Case ID: or-app_114/html/0418-01.html
Source: Caselaw Access Project
Author: {"author": "\n      PER CURIAM", "license": "Public Domain", "url": "https://static.case.law/"}
Date Created: 2024-08-24T03:29:51.129683

Argued and submitted May 13,
    affirmed July 22,
    reconsideration denied November 4,
    petition for review denied November 24, 1992 (314 Or 728)
    STATE OF OREGON, Respondent, v. RICHARD ROSS SWINGLE, Appellant.
    
    (90-1073; CA A67149)
    835 P2d 158
    Steven H. Gorham, Salem, argued the cause and filed the brief for appellant.
    Harrison Latto, Assistant Attorney General, Salem, argued the cause for respondent. With him on the brief were Charles S. Crookham, Attorney General, and Virginia L. Linder, Solicitor General, Salem.
    Before Buttler, Presiding Judge, and Rossman and De Muniz, Judges.
    PER CURIAM
   PER CURIAM

In a stipulated facts trial, defendant was found guilty of felony driving while suspended. ORS 811.175. He argues that, because his DWS conviction was based on a finding that he was driving in violation of his habitual traffic offender prohibition, he should have been sentenced according to the grid block for a habitual traffic offender. Former ORS 811.185. He contends that, because the DWS statute proscribes acts that are also covered by the habitual offender statute, violations of DWS should be punished as habitual offender violations.

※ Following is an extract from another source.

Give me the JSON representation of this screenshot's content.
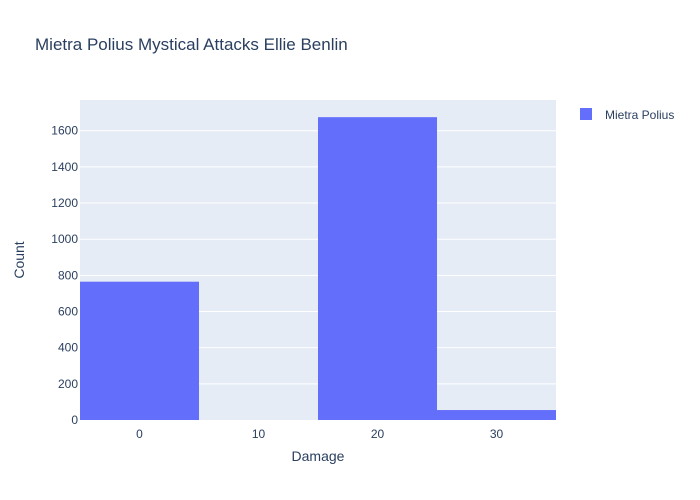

Defendant makes no constitutional argument that the statutes provide different punishments for the same acts. See State v. Pirkey, 203 Or 697, 281 P2d 698 (1955). He admits that the statutes are distinguishable but cites no authority as to why the legislature could not choose to punish one offense more severely than the other. In short, he provides no reason why he should be sentenced for a crime other than the one for which he was found guilty. We reject his position.

Defendant also argues that the court erred in requiring him to serve his sentence consecutively to one imposed for a parole violation. It did not. ORS 137.123 does not require findings to support consecutive terms for offenses that do not arise out of an uninterrupted course of conduct.

Affirmed. 
      
       Defendant was sentenced in grid block E-3. According to his argument, the correct placement would be grid block E-l.
     
      
       ORS 811.185 was repealed by 1991 Oregon Laws, chapter 208, section 1.